Mire su café y pregúntese de dónde viene, cómo fue transportado y, sobre todo, si fue justo el pago y el trato que recibió Juan, el veinteañero que sacó las bayas de café en el cafetal.Pregúntese si en ese cafetal rociaron pesticidas tóxicos, y pregúntese si a Juan le dieron una mascarilla o no.
Pregúntese también si esos pesticidas siguen ahí, en su café, o si el manejo que hubo con ellos fue el adecuado y los químicos se esfumaron antes de que Ud. bebiera su cafecito.Ojalá.
Insisto: pensar sobre la comida es algo que se puede hacer. De hecho, hay muchísimo que pensar sobre la comida.
Al fin y al cabo, la comida es la parte del mundo (que por nuestra propia voluntad) pasa por nuestro cuerpo.
Pensar sobre ella debería instantáneo, pero hemos convertido el acto de comer en un acto casi irreflexivo. Digo “casi”, pues pensamos el efecto que la comida va a tener en nosotros, pero no pensamos en el efecto que nuestro plato de cazuela tuvo en la tierra, el efecto que el cultivo de la papa, el choclo, el zapallo, los porotos verdes y el resto de los ingredientes tuvieron para un pequeño productor en Lolol.
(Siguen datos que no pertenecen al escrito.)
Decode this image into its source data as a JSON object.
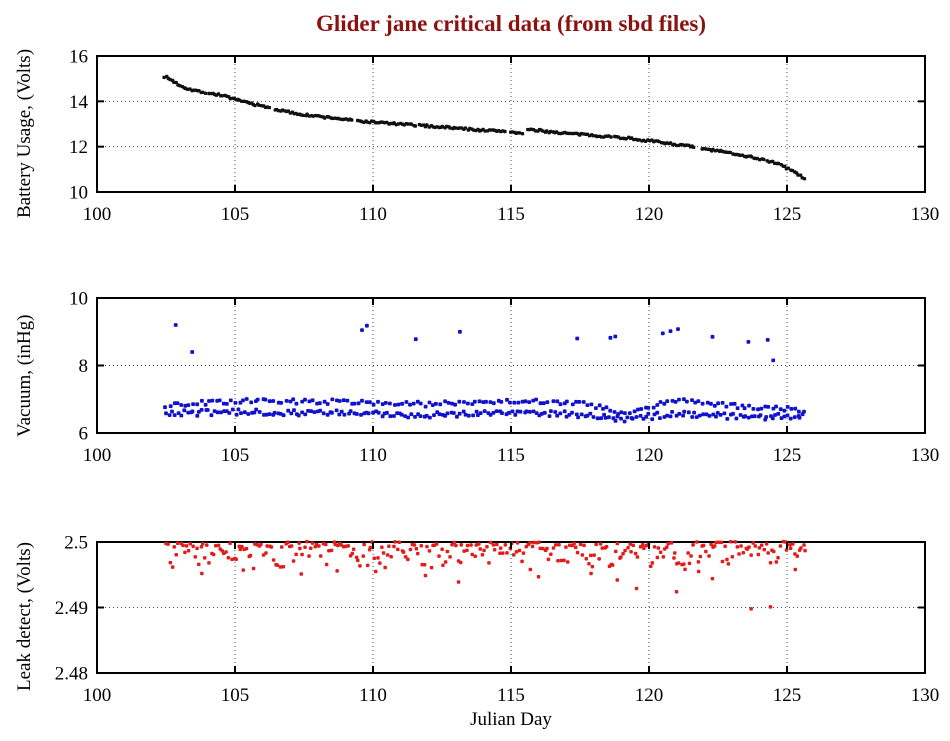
{
  "title": "Glider jane critical data (from sbd files)",
  "title_color": "#8b1210",
  "xlabel": "Julian Day",
  "seed": 7,
  "chart_data": [
    {
      "type": "scatter",
      "name": "battery",
      "ylabel": "Battery Usage, (Volts)",
      "color": "#111111",
      "marker_size": 3.4,
      "xlim": [
        100,
        130
      ],
      "ylim": [
        10,
        16
      ],
      "xticks": [
        100,
        105,
        110,
        115,
        120,
        125,
        130
      ],
      "xtick_labels": [
        "100",
        "105",
        "110",
        "115",
        "120",
        "125",
        "130"
      ],
      "yticks": [
        10,
        12,
        14,
        16
      ],
      "ytick_labels": [
        "10",
        "12",
        "14",
        "16"
      ],
      "grid": "dotted",
      "bands": [
        {
          "x_start": 102.45,
          "x_end": 125.65,
          "dx": 0.07,
          "noise": 0.045,
          "x_jitter": 0.02,
          "gaps": [
            [
              103.92,
              104.05
            ],
            [
              106.25,
              106.38
            ],
            [
              109.25,
              109.38
            ],
            [
              111.55,
              111.68
            ],
            [
              114.78,
              114.95
            ],
            [
              115.44,
              115.58
            ],
            [
              118.62,
              118.72
            ],
            [
              121.68,
              121.84
            ],
            [
              124.18,
              124.28
            ]
          ],
          "anchors": [
            [
              102.45,
              15.1
            ],
            [
              102.6,
              15.0
            ],
            [
              102.75,
              14.9
            ],
            [
              102.95,
              14.74
            ],
            [
              103.15,
              14.62
            ],
            [
              103.45,
              14.5
            ],
            [
              103.75,
              14.43
            ],
            [
              104.05,
              14.36
            ],
            [
              104.35,
              14.3
            ],
            [
              104.65,
              14.24
            ],
            [
              105.0,
              14.07
            ],
            [
              105.4,
              13.96
            ],
            [
              105.8,
              13.84
            ],
            [
              106.2,
              13.72
            ],
            [
              106.6,
              13.61
            ],
            [
              107.0,
              13.51
            ],
            [
              107.4,
              13.43
            ],
            [
              107.8,
              13.36
            ],
            [
              108.2,
              13.31
            ],
            [
              108.6,
              13.26
            ],
            [
              109.0,
              13.2
            ],
            [
              109.4,
              13.14
            ],
            [
              109.8,
              13.1
            ],
            [
              110.2,
              13.07
            ],
            [
              110.6,
              13.03
            ],
            [
              111.0,
              12.99
            ],
            [
              111.4,
              12.96
            ],
            [
              111.8,
              12.93
            ],
            [
              112.2,
              12.89
            ],
            [
              112.6,
              12.86
            ],
            [
              113.0,
              12.82
            ],
            [
              113.4,
              12.78
            ],
            [
              113.8,
              12.74
            ],
            [
              114.2,
              12.71
            ],
            [
              114.6,
              12.69
            ],
            [
              115.0,
              12.66
            ],
            [
              115.4,
              12.58
            ],
            [
              115.62,
              12.74
            ],
            [
              116.0,
              12.71
            ],
            [
              116.4,
              12.66
            ],
            [
              116.8,
              12.61
            ],
            [
              117.2,
              12.57
            ],
            [
              117.6,
              12.53
            ],
            [
              118.0,
              12.5
            ],
            [
              118.4,
              12.46
            ],
            [
              118.8,
              12.42
            ],
            [
              119.2,
              12.38
            ],
            [
              119.6,
              12.32
            ],
            [
              120.0,
              12.26
            ],
            [
              120.4,
              12.2
            ],
            [
              120.8,
              12.13
            ],
            [
              121.2,
              12.06
            ],
            [
              121.6,
              11.99
            ],
            [
              121.9,
              11.9
            ],
            [
              122.2,
              11.86
            ],
            [
              122.6,
              11.79
            ],
            [
              123.0,
              11.71
            ],
            [
              123.4,
              11.62
            ],
            [
              123.8,
              11.52
            ],
            [
              124.2,
              11.41
            ],
            [
              124.6,
              11.28
            ],
            [
              125.0,
              11.06
            ],
            [
              125.3,
              10.86
            ],
            [
              125.65,
              10.55
            ]
          ]
        }
      ],
      "outliers": []
    },
    {
      "type": "scatter",
      "name": "vacuum",
      "ylabel": "Vacuum, (inHg)",
      "color": "#1212cd",
      "marker_size": 3.8,
      "xlim": [
        100,
        130
      ],
      "ylim": [
        6,
        10
      ],
      "xticks": [
        100,
        105,
        110,
        115,
        120,
        125,
        130
      ],
      "xtick_labels": [
        "100",
        "105",
        "110",
        "115",
        "120",
        "125",
        "130"
      ],
      "yticks": [
        6,
        8,
        10
      ],
      "ytick_labels": [
        "6",
        "8",
        "10"
      ],
      "grid": "dotted",
      "bands": [
        {
          "x_start": 102.5,
          "x_end": 125.7,
          "dx": 0.14,
          "noise": 0.07,
          "x_jitter": 0.04,
          "anchors": [
            [
              102.5,
              6.82
            ],
            [
              103.5,
              6.88
            ],
            [
              104.5,
              6.92
            ],
            [
              106.0,
              6.95
            ],
            [
              108.0,
              6.93
            ],
            [
              109.5,
              6.92
            ],
            [
              110.5,
              6.88
            ],
            [
              112.0,
              6.85
            ],
            [
              113.5,
              6.92
            ],
            [
              115.0,
              6.95
            ],
            [
              116.5,
              6.93
            ],
            [
              117.5,
              6.88
            ],
            [
              118.3,
              6.75
            ],
            [
              119.0,
              6.55
            ],
            [
              119.8,
              6.7
            ],
            [
              120.8,
              6.95
            ],
            [
              121.3,
              7.0
            ],
            [
              122.0,
              6.88
            ],
            [
              123.0,
              6.8
            ],
            [
              124.0,
              6.75
            ],
            [
              125.0,
              6.72
            ],
            [
              125.7,
              6.65
            ]
          ]
        },
        {
          "x_start": 102.5,
          "x_end": 125.7,
          "dx": 0.11,
          "noise": 0.09,
          "x_jitter": 0.04,
          "anchors": [
            [
              102.5,
              6.58
            ],
            [
              104.0,
              6.6
            ],
            [
              106.0,
              6.62
            ],
            [
              108.0,
              6.6
            ],
            [
              110.0,
              6.56
            ],
            [
              112.0,
              6.54
            ],
            [
              114.0,
              6.6
            ],
            [
              116.0,
              6.6
            ],
            [
              117.5,
              6.55
            ],
            [
              118.5,
              6.45
            ],
            [
              119.2,
              6.4
            ],
            [
              120.0,
              6.48
            ],
            [
              121.0,
              6.58
            ],
            [
              122.0,
              6.55
            ],
            [
              123.0,
              6.5
            ],
            [
              124.0,
              6.48
            ],
            [
              125.7,
              6.5
            ]
          ]
        }
      ],
      "outliers": [
        [
          102.85,
          9.2
        ],
        [
          103.45,
          8.4
        ],
        [
          109.6,
          9.05
        ],
        [
          109.78,
          9.18
        ],
        [
          111.55,
          8.78
        ],
        [
          113.15,
          9.0
        ],
        [
          117.4,
          8.8
        ],
        [
          118.6,
          8.82
        ],
        [
          118.78,
          8.86
        ],
        [
          120.5,
          8.95
        ],
        [
          120.78,
          9.02
        ],
        [
          121.05,
          9.08
        ],
        [
          122.3,
          8.85
        ],
        [
          123.6,
          8.7
        ],
        [
          124.3,
          8.76
        ],
        [
          124.5,
          8.15
        ]
      ]
    },
    {
      "type": "scatter",
      "name": "leak",
      "ylabel": "Leak detect, (Volts)",
      "color": "#e31b1b",
      "marker_size": 3.5,
      "xlim": [
        100,
        130
      ],
      "ylim": [
        2.48,
        2.5
      ],
      "xticks": [
        100,
        105,
        110,
        115,
        120,
        125,
        130
      ],
      "xtick_labels": [
        "100",
        "105",
        "110",
        "115",
        "120",
        "125",
        "130"
      ],
      "yticks": [
        2.48,
        2.49,
        2.5
      ],
      "ytick_labels": [
        "2.48",
        "2.49",
        "2.5"
      ],
      "grid": "dotted",
      "bands": [
        {
          "x_start": 102.5,
          "x_end": 125.75,
          "dx": 0.075,
          "noise": 0.0004,
          "x_jitter": 0.03,
          "base": 2.4997,
          "skew": 2.2,
          "spread": 0.0036
        }
      ],
      "outliers": [
        [
          103.8,
          2.4952
        ],
        [
          105.3,
          2.4957
        ],
        [
          107.4,
          2.4951
        ],
        [
          108.7,
          2.4956
        ],
        [
          110.1,
          2.4955
        ],
        [
          111.9,
          2.4949
        ],
        [
          113.1,
          2.4939
        ],
        [
          115.7,
          2.4958
        ],
        [
          116.0,
          2.4947
        ],
        [
          117.9,
          2.4952
        ],
        [
          118.85,
          2.4942
        ],
        [
          119.55,
          2.4929
        ],
        [
          121.0,
          2.4924
        ],
        [
          121.8,
          2.4955
        ],
        [
          122.3,
          2.4944
        ],
        [
          123.7,
          2.4898
        ],
        [
          124.4,
          2.4901
        ],
        [
          125.3,
          2.4958
        ]
      ]
    }
  ]
}
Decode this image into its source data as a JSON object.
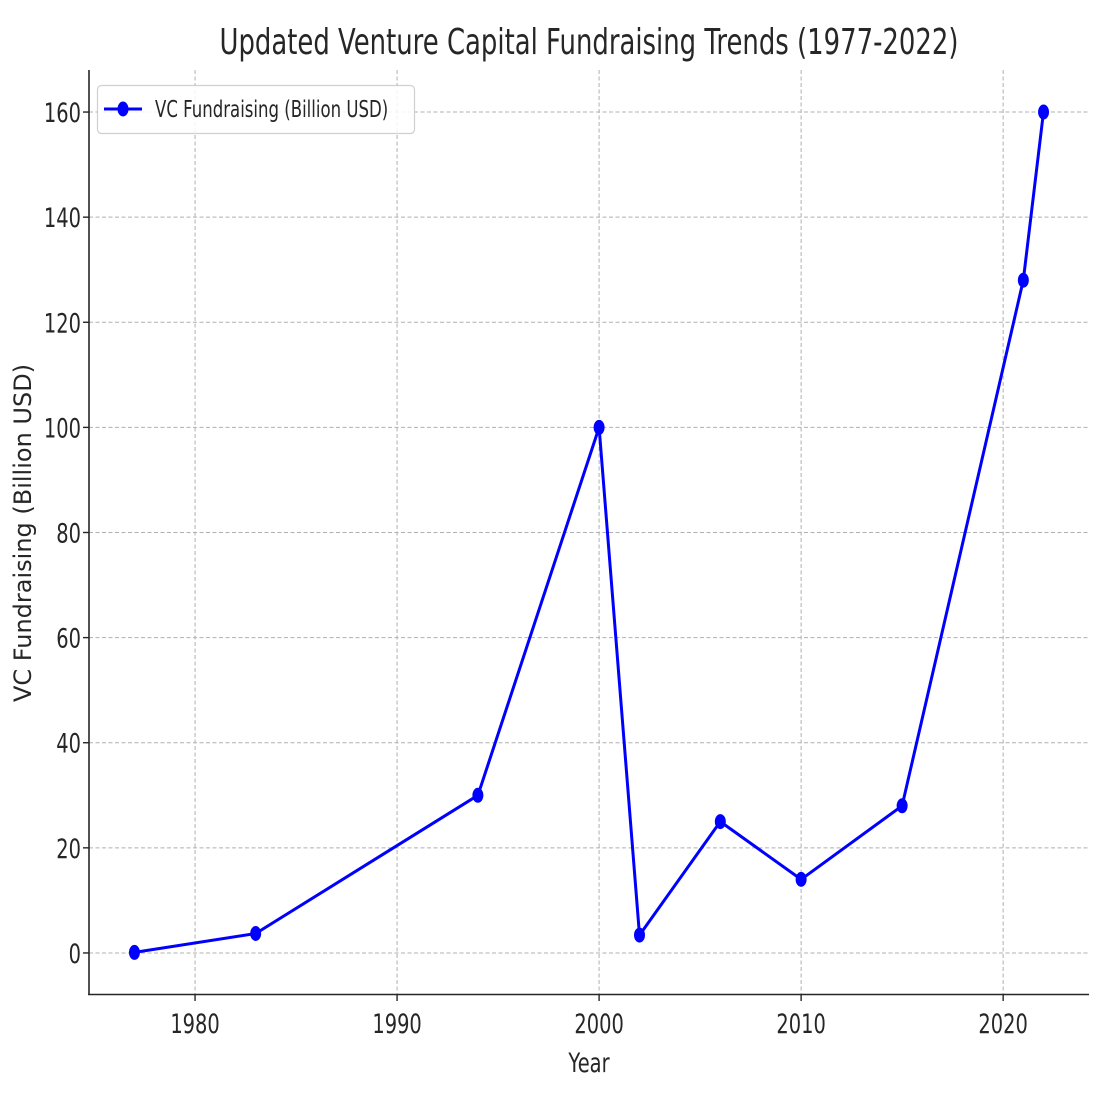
{
  "chart_data": {
    "type": "line",
    "title": "Updated Venture Capital Fundraising Trends (1977-2022)",
    "xlabel": "Year",
    "ylabel": "VC Fundraising (Billion USD)",
    "xlim": [
      1974.75,
      2024.25
    ],
    "ylim": [
      -8,
      168
    ],
    "xticks": [
      1980,
      1990,
      2000,
      2010,
      2020
    ],
    "yticks": [
      0,
      20,
      40,
      60,
      80,
      100,
      120,
      140,
      160
    ],
    "grid": true,
    "legend_position": "upper left",
    "x": [
      1977,
      1983,
      1994,
      2000,
      2002,
      2006,
      2010,
      2015,
      2021,
      2022
    ],
    "series": [
      {
        "name": "VC Fundraising (Billion USD)",
        "color": "#0000ff",
        "marker": "o",
        "values": [
          0.1,
          3.7,
          30,
          100,
          3.4,
          25,
          14,
          28,
          128,
          160
        ]
      }
    ]
  },
  "colors": {
    "line": "#0000ff",
    "grid": "#b0b0b0",
    "axis": "#262626",
    "legend_border": "#d0d0d0"
  }
}
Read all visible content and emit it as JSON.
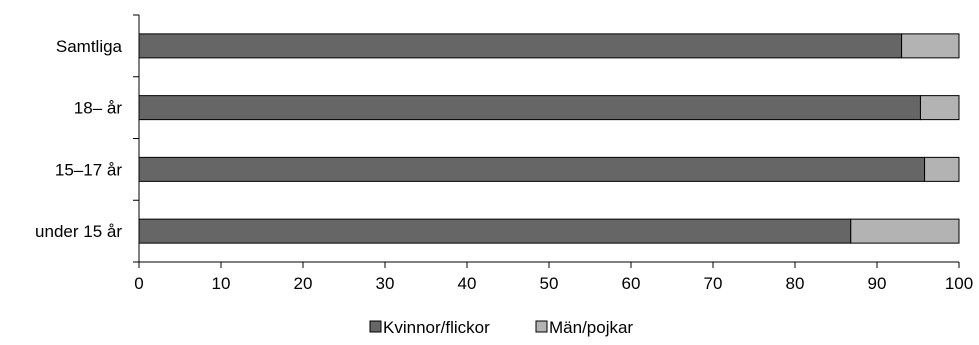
{
  "chart_data": {
    "type": "bar",
    "orientation": "horizontal",
    "stacked": true,
    "categories": [
      "Samtliga",
      "18– år",
      "15–17 år",
      "under 15 år"
    ],
    "series": [
      {
        "name": "Kvinnor/flickor",
        "values": [
          93,
          95.3,
          95.8,
          86.8
        ],
        "color": "#666666"
      },
      {
        "name": "Män/pojkar",
        "values": [
          7,
          4.7,
          4.2,
          13.2
        ],
        "color": "#b3b3b3"
      }
    ],
    "xlim": [
      0,
      100
    ],
    "xticks": [
      "0",
      "10",
      "20",
      "30",
      "40",
      "50",
      "60",
      "70",
      "80",
      "90",
      "100"
    ],
    "grid": false,
    "legend_position": "bottom"
  }
}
No pensamos si el productor recibió lo que le correspondía o si se dañó la tierra al cultivar choclo por dieciocho años seguidos en el mismo lugar.
Tampoco pensamos en la receta; tremendo pedazo de cultura e historia que recibimos en un plato con baranda.
No pensamos en la persona que cultivó el cilantro que le pusimos encima.
No pensamos en que este durazno que me estoy comiendo en pleno junio, contra temporada, gastó más combustible que si fuéramos a trabajar toda la semana en auto.
No pensamos no más.
Esta columna es una invitación a pensar la comida ya no en virtud de lo que ella nos hará a nosotros, si no que a pensarla considerando las consecuencias que tiene para el mundo cada una de nuestra elecciones alimentarias.